Sadly, most of the coverage worked to alarm rather than inform and failed to mention shortcomings in the paper that suggest the effect is exaggerated.
Instead, most headlines said marriage between first cousins doubles the risk of birth defects, creating a false impression of the genetic impacts made by such unions.
Published in The Lancet, the paper is part of the Born in Bradford study that seeks to investigate the impact of consanguineous (close kin) marriage on health in childhood.
The study was based on 11,396 births between 2007 and 2011 and included data on 5,127 births in the local Pakistani community. Overall, 18% of babies were born to first cousin parents.
But there was a distinct ethnic imbalance in this aspect of the research, with fewer than 1% of children in the white British population born to first cousins in comparison with 37% in the Pakistani community.
The researchers found that, on average, the children of first cousins in the Pakistani community had a 3.6% greater risk of being born with a congenital anomaly than children born to unrelated couples, whose risk was 2.6%.
The overall findings are in close agreement with a study published last year, based on a meta-analysis of 17 populations living in six countries. That analysis showed 3.3% excess risk for serious congenital abnormalities in the children of first cousins.
But problems with the data collection in the Bradford study mean that the results may be misleading.
Too broad an umbrella?
The Bradford study is very comprehensive and includes information on a wide range of birth anomalies, such as heart and central nervous system disorders, oral and facial clefts, musculoskeletal disorders and urogenital defects.
The health outcomes of these defects can vary widely, and while some may be life-threatening others are clinically much less serious. For example, ventricular septal defects (a fault in the wall dividing the two vertical parts of the heart) were the single most common form of anomaly, affecting 54 of the 740 children diagnosed with an abnormality.
In many of these cases, the health of the child is little affected. Indeed, an Israeli study found that this form of septal anomaly spontaneously corrected in 89% of children by the time they were 10 months old. So its inclusion inflates the number of “defects”, when whether it is a serious health problem is questionable.
And this isn’t the only issue with the research.
A major problem in assessing the effects of close kin unions is that consanguineous marriage has many interacting cultural, demographic, ethnic, religious and socioeconomic aspects. Researchers need to control for a very wide range of variables.
If due allowance is not made for each of these factors, health risks ascribed solely to marriage among first cousins will inevitably be exaggerated.

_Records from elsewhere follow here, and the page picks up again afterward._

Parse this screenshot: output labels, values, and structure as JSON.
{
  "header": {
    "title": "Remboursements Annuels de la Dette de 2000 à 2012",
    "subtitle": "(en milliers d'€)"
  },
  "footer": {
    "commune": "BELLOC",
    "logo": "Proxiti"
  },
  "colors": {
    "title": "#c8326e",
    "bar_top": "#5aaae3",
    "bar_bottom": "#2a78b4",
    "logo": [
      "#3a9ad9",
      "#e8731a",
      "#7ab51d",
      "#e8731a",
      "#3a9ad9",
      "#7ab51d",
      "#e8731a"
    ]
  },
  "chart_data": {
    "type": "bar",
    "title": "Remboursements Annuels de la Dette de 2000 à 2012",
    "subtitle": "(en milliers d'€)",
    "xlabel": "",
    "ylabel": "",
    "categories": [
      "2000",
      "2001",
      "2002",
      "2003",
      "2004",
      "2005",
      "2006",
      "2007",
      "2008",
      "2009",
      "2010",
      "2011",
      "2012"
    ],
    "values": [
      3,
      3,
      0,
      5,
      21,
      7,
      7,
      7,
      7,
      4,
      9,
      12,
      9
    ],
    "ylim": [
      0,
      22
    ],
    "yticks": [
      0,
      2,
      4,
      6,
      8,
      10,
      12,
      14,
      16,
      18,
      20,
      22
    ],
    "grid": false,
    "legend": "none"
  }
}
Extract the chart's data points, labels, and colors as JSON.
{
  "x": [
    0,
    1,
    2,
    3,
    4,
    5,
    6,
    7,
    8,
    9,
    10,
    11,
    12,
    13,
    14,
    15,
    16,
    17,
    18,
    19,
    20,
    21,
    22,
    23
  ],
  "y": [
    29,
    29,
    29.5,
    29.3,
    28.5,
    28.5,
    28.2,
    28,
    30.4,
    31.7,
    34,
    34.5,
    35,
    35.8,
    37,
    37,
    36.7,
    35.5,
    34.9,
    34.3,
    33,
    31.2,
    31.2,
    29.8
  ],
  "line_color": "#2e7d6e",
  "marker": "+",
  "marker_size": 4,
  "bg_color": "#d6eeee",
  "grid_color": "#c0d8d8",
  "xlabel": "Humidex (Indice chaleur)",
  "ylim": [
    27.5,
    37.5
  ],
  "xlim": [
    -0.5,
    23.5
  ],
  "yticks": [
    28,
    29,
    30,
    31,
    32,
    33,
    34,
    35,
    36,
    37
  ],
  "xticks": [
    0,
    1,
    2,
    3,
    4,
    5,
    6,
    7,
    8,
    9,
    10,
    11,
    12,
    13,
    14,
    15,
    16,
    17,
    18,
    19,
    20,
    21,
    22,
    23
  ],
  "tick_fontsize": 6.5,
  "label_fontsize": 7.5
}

In a city such as Bradford, where the authors noted 43 different ethnic origins among their subjects, this would be a monumental, and practically impossible, task.

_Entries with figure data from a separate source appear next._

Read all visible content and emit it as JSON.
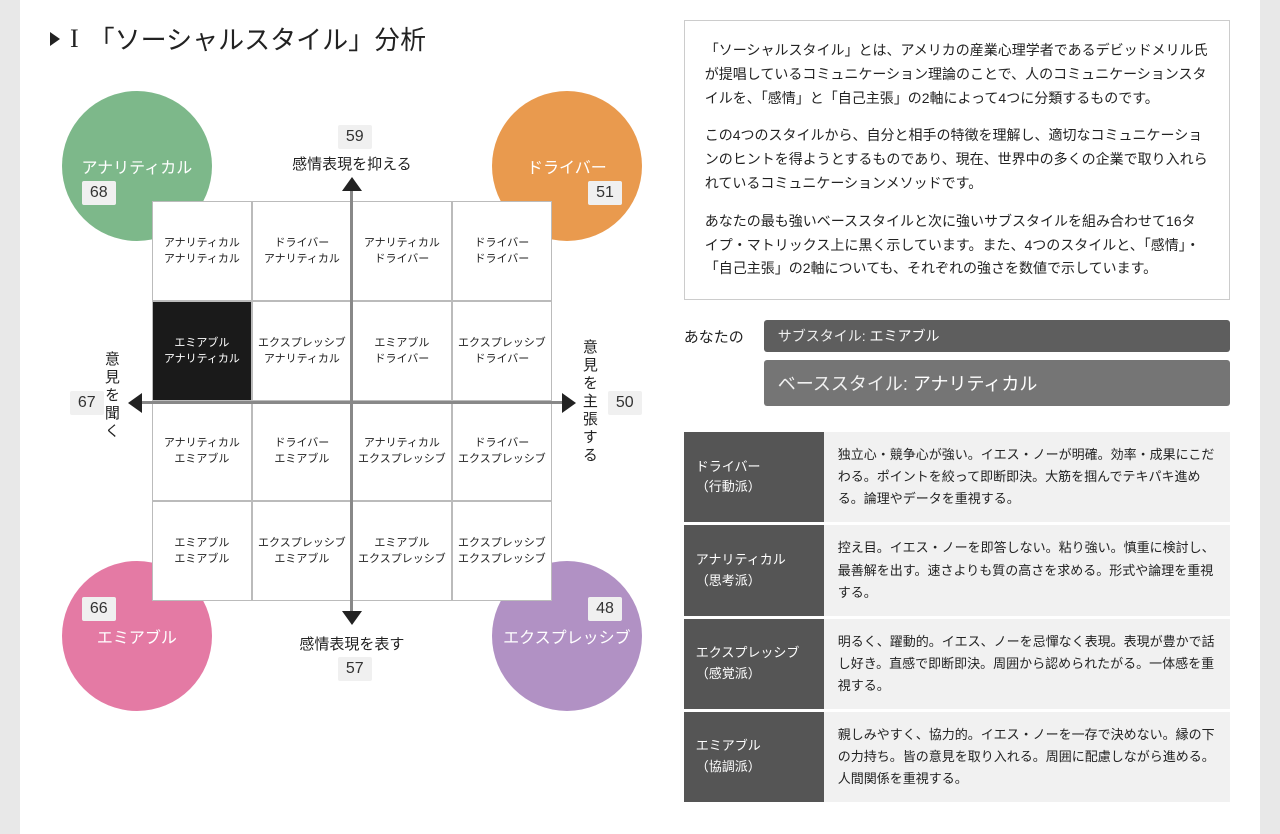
{
  "section": {
    "number": "I",
    "title": "「ソーシャルスタイル」分析"
  },
  "colors": {
    "analytical": "#7db88a",
    "driver": "#e99a4e",
    "amiable": "#e47aa4",
    "expressive": "#b191c4",
    "cell_highlight_bg": "#1a1a1a",
    "pill_sub_bg": "#5e5e5e",
    "pill_base_bg": "#757575",
    "def_name_bg": "#555555",
    "def_text_bg": "#f1f1f1",
    "badge_bg": "#f0f0f0"
  },
  "quadrants": {
    "tl": {
      "label": "アナリティカル",
      "score": "68"
    },
    "tr": {
      "label": "ドライバー",
      "score": "51"
    },
    "bl": {
      "label": "エミアブル",
      "score": "66"
    },
    "br": {
      "label": "エクスプレッシブ",
      "score": "48"
    }
  },
  "axes": {
    "top": {
      "label": "感情表現を抑える",
      "score": "59"
    },
    "bottom": {
      "label": "感情表現を表す",
      "score": "57"
    },
    "left": {
      "label": "意見を聞く",
      "score": "67"
    },
    "right": {
      "label": "意見を主張する",
      "score": "50"
    }
  },
  "matrix": {
    "highlight_index": 4,
    "cells": [
      {
        "l1": "アナリティカル",
        "l2": "アナリティカル"
      },
      {
        "l1": "ドライバー",
        "l2": "アナリティカル"
      },
      {
        "l1": "アナリティカル",
        "l2": "ドライバー"
      },
      {
        "l1": "ドライバー",
        "l2": "ドライバー"
      },
      {
        "l1": "エミアブル",
        "l2": "アナリティカル"
      },
      {
        "l1": "エクスプレッシブ",
        "l2": "アナリティカル"
      },
      {
        "l1": "エミアブル",
        "l2": "ドライバー"
      },
      {
        "l1": "エクスプレッシブ",
        "l2": "ドライバー"
      },
      {
        "l1": "アナリティカル",
        "l2": "エミアブル"
      },
      {
        "l1": "ドライバー",
        "l2": "エミアブル"
      },
      {
        "l1": "アナリティカル",
        "l2": "エクスプレッシブ"
      },
      {
        "l1": "ドライバー",
        "l2": "エクスプレッシブ"
      },
      {
        "l1": "エミアブル",
        "l2": "エミアブル"
      },
      {
        "l1": "エクスプレッシブ",
        "l2": "エミアブル"
      },
      {
        "l1": "エミアブル",
        "l2": "エクスプレッシブ"
      },
      {
        "l1": "エクスプレッシブ",
        "l2": "エクスプレッシブ"
      }
    ]
  },
  "description": {
    "p1": "「ソーシャルスタイル」とは、アメリカの産業心理学者であるデビッドメリル氏が提唱しているコミュニケーション理論のことで、人のコミュニケーションスタイルを、「感情」と「自己主張」の2軸によって4つに分類するものです。",
    "p2": "この4つのスタイルから、自分と相手の特徴を理解し、適切なコミュニケーションのヒントを得ようとするものであり、現在、世界中の多くの企業で取り入れられているコミュニケーションメソッドです。",
    "p3": "あなたの最も強いベーススタイルと次に強いサブスタイルを組み合わせて16タイプ・マトリックス上に黒く示しています。また、4つのスタイルと、「感情」・「自己主張」の2軸についても、それぞれの強さを数値で示しています。"
  },
  "yourStyle": {
    "heading": "あなたの",
    "sub": {
      "label": "サブスタイル:",
      "value": "エミアブル",
      "fontsize": "14px"
    },
    "base": {
      "label": "ベーススタイル:",
      "value": "アナリティカル",
      "fontsize": "18px"
    }
  },
  "definitions": [
    {
      "name": "ドライバー",
      "sub": "（行動派）",
      "text": "独立心・競争心が強い。イエス・ノーが明確。効率・成果にこだわる。ポイントを絞って即断即決。大筋を掴んでテキパキ進める。論理やデータを重視する。"
    },
    {
      "name": "アナリティカル",
      "sub": "（思考派）",
      "text": "控え目。イエス・ノーを即答しない。粘り強い。慎重に検討し、最善解を出す。速さよりも質の高さを求める。形式や論理を重視する。"
    },
    {
      "name": "エクスプレッシブ",
      "sub": "（感覚派）",
      "text": "明るく、躍動的。イエス、ノーを忌憚なく表現。表現が豊かで話し好き。直感で即断即決。周囲から認められたがる。一体感を重視する。"
    },
    {
      "name": "エミアブル",
      "sub": "（協調派）",
      "text": "親しみやすく、協力的。イエス・ノーを一存で決めない。縁の下の力持ち。皆の意見を取り入れる。周囲に配慮しながら進める。人間関係を重視する。"
    }
  ]
}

While the researchers made a very creditable attempt to meet this requirement by controlling for nine major variables (including maternal age and education, a measure of social deprivation, smoking and alcohol consumption prior to and during pregnancy, obesity and diabetes), there are other considerations not accounted for that would influence their results.
More than genes
Not all congenital anomalies are genetic in origin. Particularly in low-income countries, maternal infections such as rubella, cytomegalovirus and toxoplasmosis can cross the placenta and cause severe damage to the developing foetus.

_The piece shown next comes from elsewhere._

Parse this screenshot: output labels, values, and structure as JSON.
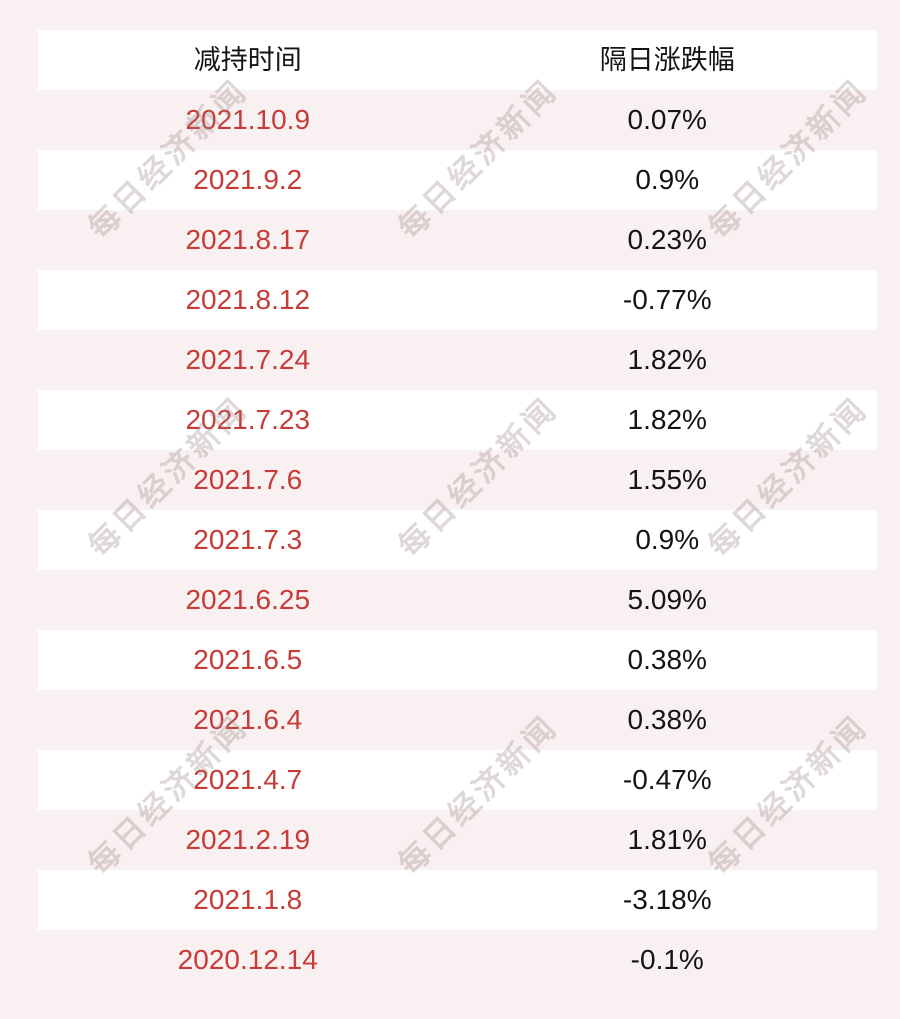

This possibility needs to be kept firmly in mind as transnational marriages between UK-born and Pakistani partners are still favoured by many families in the UK Pakistani community, including those who would have been counted in the study.
From a genetic perspective, the UK Pakistani community is notably heterogenous with community members subdivided by biraderi membership. Biraderi, which literally translate as “brotherhoods”, are traditional male lineages that function as kinship, occupational and social networks. They are also strongly involved in marriage partner choice, with a large majority of marriages occurring within the biraderi.
Disappointingly, the authors were unable to collect representative information on biraderi membership.
Not being able to control for this division into genetic and sociocultural sub-communities seriously undermines the claim that 31% of congenital anomalies in the UK Pakistani population are solely due to marriage between first cousins. In such small sub-groups, restricted marriage-partner choice means that mutations can spread rapidly and affect a large, unrepresentative proportion of individuals.
The bigger picture
More generally, in discussing such marriages, attention to and respect for cultural factors is critical, and cooperation with community elders and religious advisors is vital.
In the Bradford Pakistani community, marriage between close family members is widely believed to offer significant benefits to the couple, who often have known each other from childhood, and to strengthen family ties.
For many couples and their respective families, the birth of a child with a congenital anomaly is viewed as an expression of divine will. In such cases, genetic explanations may be irrelevant and thus emotionally loaded.
Data from the Born in Bradford study can provide the basis for further, more wide-ranging research into the health effects of marriage between first cousins. But the perceived social and economic benefits of marriage within extended families can’t be ignored, especially in vulnerable low-income communities.